In Gearty’s view it is as if the world of representative democracy exists outside of capitalist social relations. Or at least, Gearty insists on a separation of the political and the economic sphere. Reflected in this are the separation of powers, parliament, the executive, the judiciary, which act as the classic ‘checks and balances’ of liberal democracy. His answer to increasingly repressive legislation is to hold democratic society to account; to use representative democracy to intervene and re-balance a system that has got out of kilter and tipped in favour of the powerful. For Gearty, ‘human rights keep democracy honest’ (p.116). But democracy and honesty do not co-exist in an imperialist world, where the powers that be have scant regard for human rights.

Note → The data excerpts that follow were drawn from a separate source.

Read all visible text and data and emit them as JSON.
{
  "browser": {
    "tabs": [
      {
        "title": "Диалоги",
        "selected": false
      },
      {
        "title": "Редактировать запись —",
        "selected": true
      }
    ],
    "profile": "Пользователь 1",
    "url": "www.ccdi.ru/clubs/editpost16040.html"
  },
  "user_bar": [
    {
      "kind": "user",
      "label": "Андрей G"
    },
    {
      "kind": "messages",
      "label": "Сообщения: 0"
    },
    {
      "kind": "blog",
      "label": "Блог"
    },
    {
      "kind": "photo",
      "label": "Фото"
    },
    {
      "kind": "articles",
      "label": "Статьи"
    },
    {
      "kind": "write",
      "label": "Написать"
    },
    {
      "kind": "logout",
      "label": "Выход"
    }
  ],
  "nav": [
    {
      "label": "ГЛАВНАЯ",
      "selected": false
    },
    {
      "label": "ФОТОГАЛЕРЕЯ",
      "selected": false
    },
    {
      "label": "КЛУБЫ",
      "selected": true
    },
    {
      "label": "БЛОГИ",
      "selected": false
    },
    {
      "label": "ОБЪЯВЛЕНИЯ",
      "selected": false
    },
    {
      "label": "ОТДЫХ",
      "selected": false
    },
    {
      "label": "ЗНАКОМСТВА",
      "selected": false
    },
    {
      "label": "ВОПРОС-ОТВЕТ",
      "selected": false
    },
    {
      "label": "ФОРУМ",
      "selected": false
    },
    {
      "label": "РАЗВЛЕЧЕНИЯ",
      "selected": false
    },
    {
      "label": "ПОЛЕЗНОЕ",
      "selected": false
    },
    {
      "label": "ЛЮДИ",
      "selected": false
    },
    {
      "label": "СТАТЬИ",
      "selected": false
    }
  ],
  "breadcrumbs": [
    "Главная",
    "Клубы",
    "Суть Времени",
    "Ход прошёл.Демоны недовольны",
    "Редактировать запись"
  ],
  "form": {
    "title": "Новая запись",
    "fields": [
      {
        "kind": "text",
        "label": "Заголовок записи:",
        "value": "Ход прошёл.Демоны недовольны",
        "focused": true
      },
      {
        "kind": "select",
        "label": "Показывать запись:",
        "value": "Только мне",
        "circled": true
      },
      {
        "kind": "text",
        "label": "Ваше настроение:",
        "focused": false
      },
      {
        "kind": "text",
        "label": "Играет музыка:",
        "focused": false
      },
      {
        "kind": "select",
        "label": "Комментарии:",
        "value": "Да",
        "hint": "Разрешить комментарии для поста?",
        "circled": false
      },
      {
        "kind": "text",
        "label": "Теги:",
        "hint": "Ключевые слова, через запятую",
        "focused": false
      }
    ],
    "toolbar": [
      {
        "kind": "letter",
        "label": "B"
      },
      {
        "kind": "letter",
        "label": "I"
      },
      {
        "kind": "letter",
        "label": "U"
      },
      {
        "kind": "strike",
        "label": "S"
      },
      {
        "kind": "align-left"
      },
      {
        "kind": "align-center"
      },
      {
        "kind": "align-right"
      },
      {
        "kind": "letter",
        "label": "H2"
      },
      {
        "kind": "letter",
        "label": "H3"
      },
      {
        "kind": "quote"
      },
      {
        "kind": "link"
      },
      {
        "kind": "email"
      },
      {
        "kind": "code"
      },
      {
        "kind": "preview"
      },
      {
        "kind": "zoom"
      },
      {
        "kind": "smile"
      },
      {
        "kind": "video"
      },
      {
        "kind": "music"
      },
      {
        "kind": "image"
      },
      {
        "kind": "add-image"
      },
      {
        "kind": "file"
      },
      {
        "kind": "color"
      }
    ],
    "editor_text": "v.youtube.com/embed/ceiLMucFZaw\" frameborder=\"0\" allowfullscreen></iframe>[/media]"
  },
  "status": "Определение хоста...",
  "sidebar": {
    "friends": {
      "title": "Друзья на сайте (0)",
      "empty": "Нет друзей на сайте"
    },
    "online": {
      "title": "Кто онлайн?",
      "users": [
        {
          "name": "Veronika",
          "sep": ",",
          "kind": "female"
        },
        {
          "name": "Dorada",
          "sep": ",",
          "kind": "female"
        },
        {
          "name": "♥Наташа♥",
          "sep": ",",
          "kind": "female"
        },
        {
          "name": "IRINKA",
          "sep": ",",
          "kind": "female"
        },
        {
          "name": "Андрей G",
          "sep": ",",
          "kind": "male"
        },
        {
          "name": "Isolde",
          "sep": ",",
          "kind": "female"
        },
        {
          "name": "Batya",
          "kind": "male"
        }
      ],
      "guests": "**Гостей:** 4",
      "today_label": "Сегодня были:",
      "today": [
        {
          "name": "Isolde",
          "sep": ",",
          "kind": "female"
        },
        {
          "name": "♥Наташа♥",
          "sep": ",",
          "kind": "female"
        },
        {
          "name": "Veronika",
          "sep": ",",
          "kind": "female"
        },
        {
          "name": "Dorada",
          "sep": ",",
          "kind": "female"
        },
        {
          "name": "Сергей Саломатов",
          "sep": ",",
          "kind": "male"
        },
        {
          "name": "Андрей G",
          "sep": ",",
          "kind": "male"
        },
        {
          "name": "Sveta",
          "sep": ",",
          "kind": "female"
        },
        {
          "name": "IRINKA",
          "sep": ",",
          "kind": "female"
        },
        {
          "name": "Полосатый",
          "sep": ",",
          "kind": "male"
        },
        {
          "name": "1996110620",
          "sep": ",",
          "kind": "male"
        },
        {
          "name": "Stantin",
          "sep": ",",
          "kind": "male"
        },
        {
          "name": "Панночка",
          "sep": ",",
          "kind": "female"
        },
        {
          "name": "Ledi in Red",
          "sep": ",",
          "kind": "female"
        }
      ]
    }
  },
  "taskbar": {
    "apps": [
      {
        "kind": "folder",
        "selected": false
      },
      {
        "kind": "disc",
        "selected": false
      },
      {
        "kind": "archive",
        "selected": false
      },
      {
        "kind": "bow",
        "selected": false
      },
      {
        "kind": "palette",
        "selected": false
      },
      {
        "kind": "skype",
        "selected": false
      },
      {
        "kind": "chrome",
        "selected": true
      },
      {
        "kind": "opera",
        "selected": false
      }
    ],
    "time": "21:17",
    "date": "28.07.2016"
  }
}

Gearty’s book exposes the ways in which governments use repressive laws under the guise of liberty and security. However, the universal, trans-historical principles of liberty and security that form the central core of the book arise from the same free individualistic society that capitalism promotes. It is not that Gearty does not see this central tension between capitalism and democracy. He explains: ‘the primacy of capitalism since 1989 has caused further tensions, with the unequal accumulation of wealth celebrated by this mode of economic activity sitting oddly with the proclaimed egalitarianism of the form of government – representative democracy – supposedly best suited to it’ (p.55).

Yet his reformist politics do not allow him to escape this contradiction. Capitalism is a ruthlessly totalizing system where people’s legal and political rights are in marked contrast to their exploitation, which is hidden to them.  The imperatives of capital: the drive to constant accumulation, constant expansion, the need for greater resources and world markets, will always undermine moves towards legal fairness and equality.

Lindy Syson

Lindy Syson

Lindy is an ex-teacher who now works in higher education. She is also studying part-time for a PhD. Her research topic is critical pedagogy and academic activism. Lindy is a member of Counterfire.